Tom O'Donnell's middle-grade novel is both exactly what you'd expect from the author of Hamstersaurus Rex and delightfully surprising. Every chapter begins with text from one of the 27 H&H rule books, giving readers a hilarious, uncanny view of middle school from the perspective of game-makers who reside in a Dungeons & Dragons-style world. Role-players, fantasy-lovers, fans of silly books... all should be entertained by O'Donnell's outrageously funny characters, over-the-top villains and solid one-liners. --Siân Gaetano, children's and YA editor, Shelf Awareness

Discover: A group of adventurers must break the curse that has transported them to the Realm of Suburbia in Tom O'Donnell's wild Homerooms & Hall Passes.

Balzer + Bray, $16.99, hardcover, 352p., ages 8-12, 9780062872142

Caspian Finds a Friend

by Jacqueline Véissid, illus. by Merrilees Brown


In Jacqueline Véissid (Ruby's Sword) and Merrilees Brown's Caspian Finds a Friend, Caspian lives in a lighthouse "surrounded by a cold gray-blue sea." Every night the lonely boy "casts his light out into the darkness, searching... but no one arrives, just the sea and the skies." One day, Caspian decides to take his happiness into his own hands and launches a plea into the ocean by way of the proverbial message in a bottle. "Days sink into weeks, weeks into months. He waits and waits, his hopes bobbing like a bottle on waves." When Caspian receives a response, he sets out on a voyage across the murky waters, the stars splashed against the sky "illuminating the darkness." At the other end of the sea, a furry friend with "warm and gentle" eyes lies in wait.
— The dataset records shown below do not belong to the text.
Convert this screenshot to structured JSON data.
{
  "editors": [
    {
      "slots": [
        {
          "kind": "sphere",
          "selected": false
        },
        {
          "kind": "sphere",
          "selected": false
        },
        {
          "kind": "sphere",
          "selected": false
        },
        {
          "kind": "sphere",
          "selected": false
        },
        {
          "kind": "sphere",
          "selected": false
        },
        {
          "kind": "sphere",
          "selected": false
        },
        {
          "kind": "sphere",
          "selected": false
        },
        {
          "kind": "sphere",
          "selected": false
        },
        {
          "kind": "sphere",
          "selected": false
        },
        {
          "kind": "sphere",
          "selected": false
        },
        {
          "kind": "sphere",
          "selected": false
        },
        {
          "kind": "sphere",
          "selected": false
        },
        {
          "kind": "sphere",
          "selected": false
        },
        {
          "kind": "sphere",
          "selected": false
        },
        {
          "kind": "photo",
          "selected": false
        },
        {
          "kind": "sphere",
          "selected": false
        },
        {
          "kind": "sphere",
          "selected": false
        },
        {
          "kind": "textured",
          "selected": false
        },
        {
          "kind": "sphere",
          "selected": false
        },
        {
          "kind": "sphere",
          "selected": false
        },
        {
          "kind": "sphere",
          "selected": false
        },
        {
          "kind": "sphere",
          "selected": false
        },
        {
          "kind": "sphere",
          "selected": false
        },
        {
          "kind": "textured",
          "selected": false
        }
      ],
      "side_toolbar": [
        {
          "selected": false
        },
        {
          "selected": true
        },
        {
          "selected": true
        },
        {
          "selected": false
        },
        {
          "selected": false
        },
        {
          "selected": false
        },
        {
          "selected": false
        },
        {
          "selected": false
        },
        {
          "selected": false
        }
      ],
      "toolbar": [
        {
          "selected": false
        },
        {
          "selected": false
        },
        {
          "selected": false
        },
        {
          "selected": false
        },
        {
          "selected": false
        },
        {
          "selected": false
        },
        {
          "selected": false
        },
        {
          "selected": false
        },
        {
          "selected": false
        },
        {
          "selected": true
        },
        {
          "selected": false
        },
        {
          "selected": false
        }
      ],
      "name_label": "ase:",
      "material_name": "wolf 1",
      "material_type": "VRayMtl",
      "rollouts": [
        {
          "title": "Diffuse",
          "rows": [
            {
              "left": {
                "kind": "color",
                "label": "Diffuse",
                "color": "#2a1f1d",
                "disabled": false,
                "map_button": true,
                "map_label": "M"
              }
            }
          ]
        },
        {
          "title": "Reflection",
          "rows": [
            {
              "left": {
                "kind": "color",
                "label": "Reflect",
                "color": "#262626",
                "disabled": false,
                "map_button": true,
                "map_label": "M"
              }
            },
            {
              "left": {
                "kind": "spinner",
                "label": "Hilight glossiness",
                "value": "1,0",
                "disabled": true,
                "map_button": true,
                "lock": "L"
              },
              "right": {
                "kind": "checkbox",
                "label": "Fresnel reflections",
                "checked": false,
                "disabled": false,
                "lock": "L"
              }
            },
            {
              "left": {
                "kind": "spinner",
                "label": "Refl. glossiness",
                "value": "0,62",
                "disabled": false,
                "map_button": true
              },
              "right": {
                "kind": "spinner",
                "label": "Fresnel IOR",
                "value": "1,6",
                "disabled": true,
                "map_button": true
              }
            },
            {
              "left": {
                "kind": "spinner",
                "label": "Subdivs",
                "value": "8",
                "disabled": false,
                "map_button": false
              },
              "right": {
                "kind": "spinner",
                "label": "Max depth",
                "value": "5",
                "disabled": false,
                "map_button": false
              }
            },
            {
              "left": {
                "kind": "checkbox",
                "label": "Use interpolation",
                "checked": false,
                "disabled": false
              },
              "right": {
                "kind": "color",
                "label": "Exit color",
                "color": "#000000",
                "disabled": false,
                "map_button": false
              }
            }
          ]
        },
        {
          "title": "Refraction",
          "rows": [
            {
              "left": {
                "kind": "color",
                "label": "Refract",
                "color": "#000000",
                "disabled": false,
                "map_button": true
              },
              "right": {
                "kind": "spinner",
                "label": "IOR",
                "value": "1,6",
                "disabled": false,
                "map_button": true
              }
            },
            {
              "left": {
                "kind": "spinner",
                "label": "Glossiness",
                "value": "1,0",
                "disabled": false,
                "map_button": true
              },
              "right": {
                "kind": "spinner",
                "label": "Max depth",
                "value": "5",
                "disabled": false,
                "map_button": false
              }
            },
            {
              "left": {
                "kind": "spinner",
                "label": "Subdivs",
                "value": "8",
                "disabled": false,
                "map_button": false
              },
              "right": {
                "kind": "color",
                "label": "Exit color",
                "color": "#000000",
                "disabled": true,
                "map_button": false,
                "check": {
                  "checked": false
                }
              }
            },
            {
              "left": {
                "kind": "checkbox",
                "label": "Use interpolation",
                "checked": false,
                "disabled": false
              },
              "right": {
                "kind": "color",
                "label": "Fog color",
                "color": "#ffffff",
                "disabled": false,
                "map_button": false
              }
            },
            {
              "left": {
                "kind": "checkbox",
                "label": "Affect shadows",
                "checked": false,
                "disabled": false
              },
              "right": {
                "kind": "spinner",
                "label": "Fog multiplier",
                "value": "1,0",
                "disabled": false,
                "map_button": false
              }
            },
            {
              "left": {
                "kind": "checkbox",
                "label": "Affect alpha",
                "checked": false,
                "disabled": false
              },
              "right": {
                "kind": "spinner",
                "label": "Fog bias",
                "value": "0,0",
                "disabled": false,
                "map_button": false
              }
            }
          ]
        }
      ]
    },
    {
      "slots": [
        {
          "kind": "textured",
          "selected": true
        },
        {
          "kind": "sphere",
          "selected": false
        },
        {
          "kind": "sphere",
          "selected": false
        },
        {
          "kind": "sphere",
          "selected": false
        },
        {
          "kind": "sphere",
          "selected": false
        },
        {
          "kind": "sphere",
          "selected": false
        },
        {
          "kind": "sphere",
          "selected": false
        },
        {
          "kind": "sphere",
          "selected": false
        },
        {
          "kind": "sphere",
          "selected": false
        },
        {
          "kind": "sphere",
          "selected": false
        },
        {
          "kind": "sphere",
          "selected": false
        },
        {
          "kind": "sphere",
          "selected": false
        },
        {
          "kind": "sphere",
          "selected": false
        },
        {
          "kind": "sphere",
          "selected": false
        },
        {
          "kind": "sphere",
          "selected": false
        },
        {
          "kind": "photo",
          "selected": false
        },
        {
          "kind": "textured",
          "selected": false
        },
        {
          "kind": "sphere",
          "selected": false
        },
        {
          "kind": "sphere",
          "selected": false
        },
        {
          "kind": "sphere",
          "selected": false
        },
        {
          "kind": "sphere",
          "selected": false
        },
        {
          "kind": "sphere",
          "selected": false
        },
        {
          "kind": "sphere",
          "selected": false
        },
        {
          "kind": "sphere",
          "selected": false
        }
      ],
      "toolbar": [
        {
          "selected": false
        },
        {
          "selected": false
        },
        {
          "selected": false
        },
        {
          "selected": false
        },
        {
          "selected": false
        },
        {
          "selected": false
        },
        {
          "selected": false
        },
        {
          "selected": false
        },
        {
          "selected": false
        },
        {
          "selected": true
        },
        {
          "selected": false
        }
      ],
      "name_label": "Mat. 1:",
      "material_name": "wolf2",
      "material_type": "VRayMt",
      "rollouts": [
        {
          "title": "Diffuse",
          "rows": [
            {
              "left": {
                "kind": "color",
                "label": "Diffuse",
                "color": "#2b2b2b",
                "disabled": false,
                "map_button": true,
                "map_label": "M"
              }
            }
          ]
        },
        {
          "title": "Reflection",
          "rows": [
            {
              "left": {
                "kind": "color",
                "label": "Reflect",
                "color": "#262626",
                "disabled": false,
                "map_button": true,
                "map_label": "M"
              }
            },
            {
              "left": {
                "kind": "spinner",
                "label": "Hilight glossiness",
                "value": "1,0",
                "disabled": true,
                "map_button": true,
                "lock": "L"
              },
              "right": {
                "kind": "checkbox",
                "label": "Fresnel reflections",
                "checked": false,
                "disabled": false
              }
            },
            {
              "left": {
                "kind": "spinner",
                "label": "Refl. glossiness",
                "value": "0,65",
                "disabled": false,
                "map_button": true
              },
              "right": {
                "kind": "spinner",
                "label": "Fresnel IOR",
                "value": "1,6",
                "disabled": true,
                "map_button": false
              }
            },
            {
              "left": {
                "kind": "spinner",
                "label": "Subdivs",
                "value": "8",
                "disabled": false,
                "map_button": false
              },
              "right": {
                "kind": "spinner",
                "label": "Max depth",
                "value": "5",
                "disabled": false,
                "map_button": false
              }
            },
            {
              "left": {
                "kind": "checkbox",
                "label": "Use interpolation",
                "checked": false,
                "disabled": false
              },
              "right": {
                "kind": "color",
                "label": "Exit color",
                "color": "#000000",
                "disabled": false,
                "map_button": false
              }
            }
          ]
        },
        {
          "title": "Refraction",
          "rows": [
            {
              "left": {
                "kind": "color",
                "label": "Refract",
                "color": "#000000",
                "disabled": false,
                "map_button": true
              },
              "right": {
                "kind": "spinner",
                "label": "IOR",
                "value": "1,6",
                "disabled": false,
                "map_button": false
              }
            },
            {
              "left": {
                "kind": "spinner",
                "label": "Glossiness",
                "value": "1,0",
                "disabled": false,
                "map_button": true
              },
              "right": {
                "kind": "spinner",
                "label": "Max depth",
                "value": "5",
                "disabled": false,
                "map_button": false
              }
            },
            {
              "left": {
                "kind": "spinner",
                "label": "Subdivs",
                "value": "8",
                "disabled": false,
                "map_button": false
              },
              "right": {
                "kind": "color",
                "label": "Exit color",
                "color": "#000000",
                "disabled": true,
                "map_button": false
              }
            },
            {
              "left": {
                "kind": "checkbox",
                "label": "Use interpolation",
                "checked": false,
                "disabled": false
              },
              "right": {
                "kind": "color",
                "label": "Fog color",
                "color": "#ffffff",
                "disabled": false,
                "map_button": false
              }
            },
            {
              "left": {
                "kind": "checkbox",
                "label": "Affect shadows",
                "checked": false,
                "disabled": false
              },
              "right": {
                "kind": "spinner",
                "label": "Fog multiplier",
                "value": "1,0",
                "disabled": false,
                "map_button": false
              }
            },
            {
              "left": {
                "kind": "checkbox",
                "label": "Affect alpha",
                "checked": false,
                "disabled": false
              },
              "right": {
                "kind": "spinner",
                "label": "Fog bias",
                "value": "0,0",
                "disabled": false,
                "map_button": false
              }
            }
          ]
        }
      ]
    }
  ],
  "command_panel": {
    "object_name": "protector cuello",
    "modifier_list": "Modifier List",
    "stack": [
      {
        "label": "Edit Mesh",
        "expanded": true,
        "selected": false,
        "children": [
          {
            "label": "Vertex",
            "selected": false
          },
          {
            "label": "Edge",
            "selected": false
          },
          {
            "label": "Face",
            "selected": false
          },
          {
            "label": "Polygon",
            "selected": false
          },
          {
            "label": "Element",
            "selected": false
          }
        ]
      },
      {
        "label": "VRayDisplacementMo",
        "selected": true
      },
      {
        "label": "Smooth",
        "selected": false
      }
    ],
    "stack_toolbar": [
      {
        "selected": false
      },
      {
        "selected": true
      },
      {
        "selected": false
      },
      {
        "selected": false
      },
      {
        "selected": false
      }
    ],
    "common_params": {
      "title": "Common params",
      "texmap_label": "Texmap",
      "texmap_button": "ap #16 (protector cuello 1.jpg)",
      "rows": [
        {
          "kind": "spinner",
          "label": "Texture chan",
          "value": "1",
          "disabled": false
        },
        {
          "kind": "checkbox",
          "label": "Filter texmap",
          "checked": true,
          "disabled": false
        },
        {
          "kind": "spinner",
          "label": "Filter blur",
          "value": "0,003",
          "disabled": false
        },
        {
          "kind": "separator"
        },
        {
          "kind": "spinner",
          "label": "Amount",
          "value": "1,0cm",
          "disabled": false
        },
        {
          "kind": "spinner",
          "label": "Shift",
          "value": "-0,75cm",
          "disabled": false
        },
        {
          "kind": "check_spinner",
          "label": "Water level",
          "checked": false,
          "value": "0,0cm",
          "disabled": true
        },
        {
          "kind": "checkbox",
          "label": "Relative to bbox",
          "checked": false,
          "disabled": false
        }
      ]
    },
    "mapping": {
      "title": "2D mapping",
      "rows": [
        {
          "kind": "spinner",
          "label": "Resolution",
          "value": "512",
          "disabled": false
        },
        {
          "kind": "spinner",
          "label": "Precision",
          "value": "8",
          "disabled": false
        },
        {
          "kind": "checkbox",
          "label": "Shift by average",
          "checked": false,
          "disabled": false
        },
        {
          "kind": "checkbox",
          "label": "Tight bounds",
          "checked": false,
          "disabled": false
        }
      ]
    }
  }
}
Véissid's lilting, rhythmic text calls to mind the rocking of waves. Brown's luminous illustrations digitally combine oil paint, relief print and charcoal to bring to life textured landscapes, poignant facial expressions and extraordinary spreads that take readers on a wondrous visual journey. As the narrative grows more hopeful, her art shifts from darker, melancholic shades to lighter, more cheerful tints, her palette of mostly turquoise, white and red giving Caspian's world a hyperreal, otherworldly feel. Kids will likely delight in Brown's illustrative details, such as the rainbow fish that seem to follow Caspian wherever he goes. Véissid's words and Brown's images combine in Caspian Finds a Friend to create a moving picture book that speaks to our need for connection, and encourages us to use our ingenuity to find it. --Shelley Diaz, supervising librarian, BookOps: New York Public Library & Brooklyn Public Library

Discover: A lonely little boy wishes for a friend and bravely takes steps to find one in Jacqueline Véissid and Merrilees Brown's dreamlike picture book.